1 almost real catch until ghosted, The Professor. Sooooo much potential, great potential but poof! disappeared. The hurt is long gone but at times I am still baffled over this one.
4 other dates:
- Fish 1: Nervous, nice guy but talked a mile a minute, with very expressive gestures. I thanked him and told him eventually I was not interested after numerous reach outs. I still wasn’t over my ex (that was the truth).
- Fish 2: Showed up drunk (no, not me, but in hindsight I should have been). I departed early and blocked him that night.
- Fish 3: Nice guy, fun, smart, still living with his ex. I thanked him and told him not comfortable with him living with his ex. He has tried numerous times to contact me, finally told him that when he is officially divorced and out of his marital home to look me up.
- Fish 4: Funny, but a workaholic like I’ve never experienced. I talked to him for a bit afterwards but time and interest slipped away, at least on my part.
- Fish 5: Very funny, cute, but not interested in a relationship. We still talk but I don’t see if going anywhere. We set our boundaries and made it clear it would not be a relationship. I think he is really just into a booty call.
And then there is Fish 6. I will not reveal anything too much about him, yet, because we have a lot of potential and I don’t want to jinx it. We have bonded and I am trying my best to just take it slow and not think ahead. He is funny, outgoing, tall (which I love!), and has an understanding and compassionate heart (which I really find attractive and want). Life got in the way quickly for him and me but so did the understanding, and that is key. You can laugh and have fun but when the bad stuff sets in (all external, not us), if he/she is still standing there and asking if you are okay and how can I help, that is what foundations are built on.

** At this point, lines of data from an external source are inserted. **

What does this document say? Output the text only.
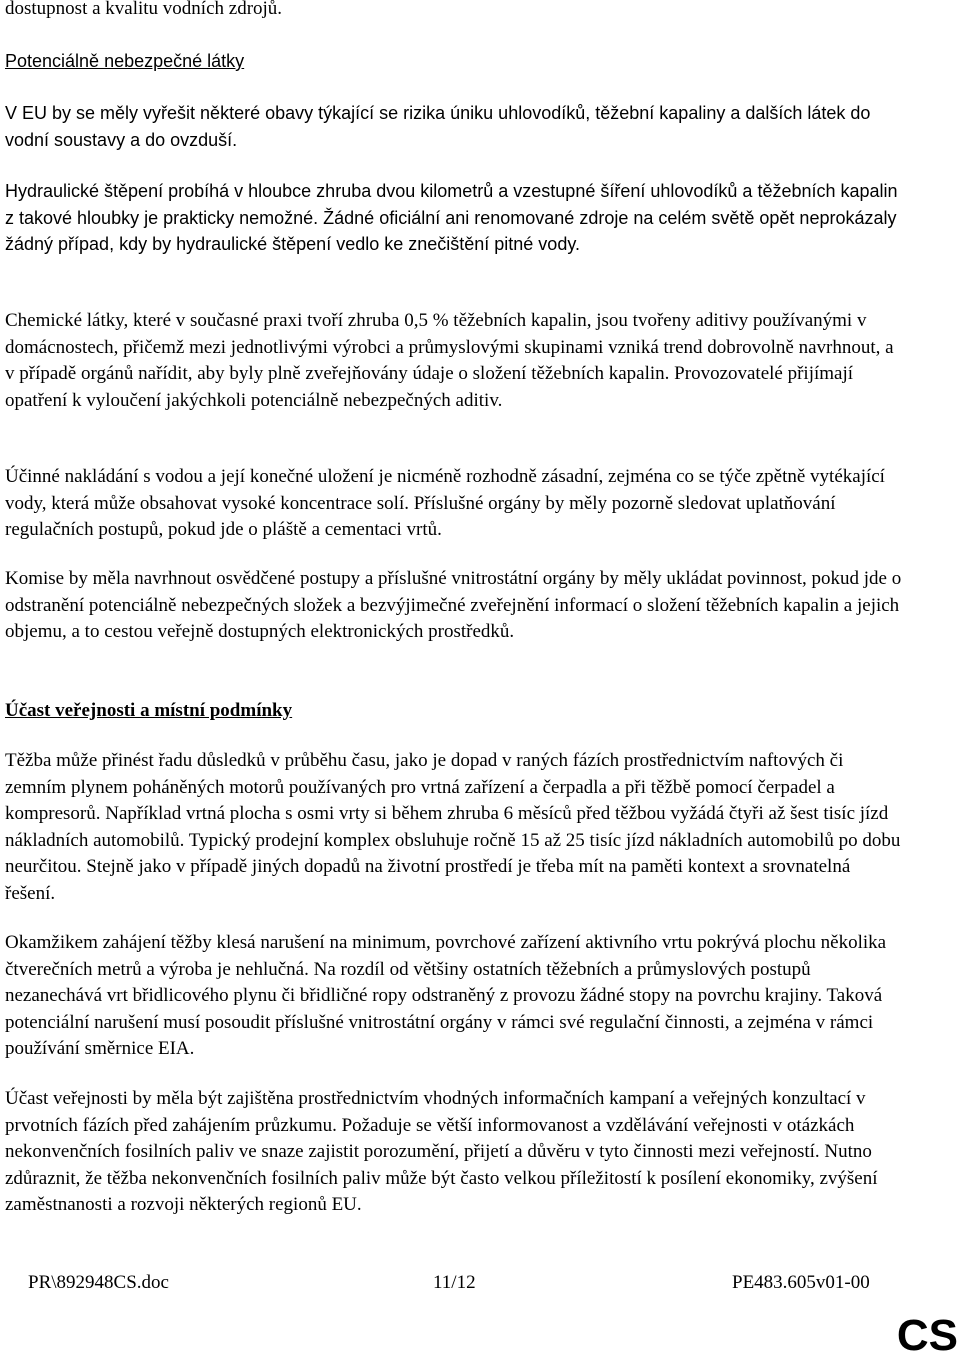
dostupnost a kvalitu vodních zdrojů.

Potenciálně nebezpečné látky

V EU by se měly vyřešit některé obavy týkající se rizika úniku uhlovodíků, těžební kapaliny a dalších látek do vodní soustavy a do ovzduší.

Hydraulické štěpení probíhá v hloubce zhruba dvou kilometrů a vzestupné šíření uhlovodíků a těžebních kapalin z takové hloubky je prakticky nemožné. Žádné oficiální ani renomované zdroje na celém světě opět neprokázaly žádný případ, kdy by hydraulické štěpení vedlo ke znečištění pitné vody.

Chemické látky, které v současné praxi tvoří zhruba 0,5 % těžebních kapalin, jsou tvořeny aditivy používanými v domácnostech, přičemž mezi jednotlivými výrobci a průmyslovými skupinami vzniká trend dobrovolně navrhnout, a v případě orgánů nařídit, aby byly plně zveřejňovány údaje o složení těžebních kapalin. Provozovatelé přijímají opatření k vyloučení jakýchkoli potenciálně nebezpečných aditiv.

Účinné nakládání s vodou a její konečné uložení je nicméně rozhodně zásadní, zejména co se týče zpětně vytékající vody, která může obsahovat vysoké koncentrace solí. Příslušné orgány by měly pozorně sledovat uplatňování regulačních postupů, pokud jde o pláště a cementaci vrtů.

Komise by měla navrhnout osvědčené postupy a příslušné vnitrostátní orgány by měly ukládat povinnost, pokud jde o odstranění potenciálně nebezpečných složek a bezvýjimečné zveřejnění informací o složení těžebních kapalin a jejich objemu, a to cestou veřejně dostupných elektronických prostředků.

Účast veřejnosti a místní podmínky

Těžba může přinést řadu důsledků v průběhu času, jako je dopad v raných fázích prostřednictvím naftových či zemním plynem poháněných motorů používaných pro vrtná zařízení a čerpadla a při těžbě pomocí čerpadel a kompresorů. Například vrtná plocha s osmi vrty si během zhruba 6 měsíců před těžbou vyžádá čtyři až šest tisíc jízd nákladních automobilů. Typický prodejní komplex obsluhuje ročně 15 až 25 tisíc jízd nákladních automobilů po dobu neurčitou. Stejně jako v případě jiných dopadů na životní prostředí je třeba mít na paměti kontext a srovnatelná řešení.

Okamžikem zahájení těžby klesá narušení na minimum, povrchové zařízení aktivního vrtu pokrývá plochu několika čtverečních metrů a výroba je nehlučná. Na rozdíl od většiny ostatních těžebních a průmyslových postupů nezanechává vrt břidlicového plynu či břidličné ropy odstraněný z provozu žádné stopy na povrchu krajiny. Taková potenciální narušení musí posoudit příslušné vnitrostátní orgány v rámci své regulační činnosti, a zejména v rámci používání směrnice EIA.

Účast veřejnosti by měla být zajištěna prostřednictvím vhodných informačních kampaní a veřejných konzultací v prvotních fázích před zahájením průzkumu. Požaduje se větší informovanost a vzdělávání veřejnosti v otázkách nekonvenčních fosilních paliv ve snaze zajistit porozumění, přijetí a důvěru v tyto činnosti mezi veřejností. Nutno zdůraznit, že těžba nekonvenčních fosilních paliv může být často velkou příležitostí k posílení ekonomiky, zvýšení zaměstnanosti a rozvoji některých regionů EU.

PR\892948CS.doc	11/12	PE483.605v01-00
CS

The reason I don’t want to jinx it is that when I was writing the first story about the dude that ghosted me, The Professor, he hadn’t yet done that and I was gushing about this great guy I met and how he had lots of potential and then, well, we all know what happened there. Of course his first story was then trashed and was rewritten, in a heartbreaking way.
So all in all, except for one really bad date and two guys who stalked me before they even officially met me (another crazy story), oh and of course, the vulgar, cringe inducing messages that I received on a daily basis from random dudes, I have to say that overall it has been a somewhat decent experience, especially for a girl who has only been in relationships her whole adult life. I have been off any sites for weeks now and it has been liberating. I’ve also met guys in real life too, which I enjoy so much more.
So for now I have put my fishing pole back up on its rack along with all hooks safely stored away. I’m not sure what will happen in the future, but as much as I love fish, I’m tired of the catching part. And the gutting, scaling and cleaning (just kidding).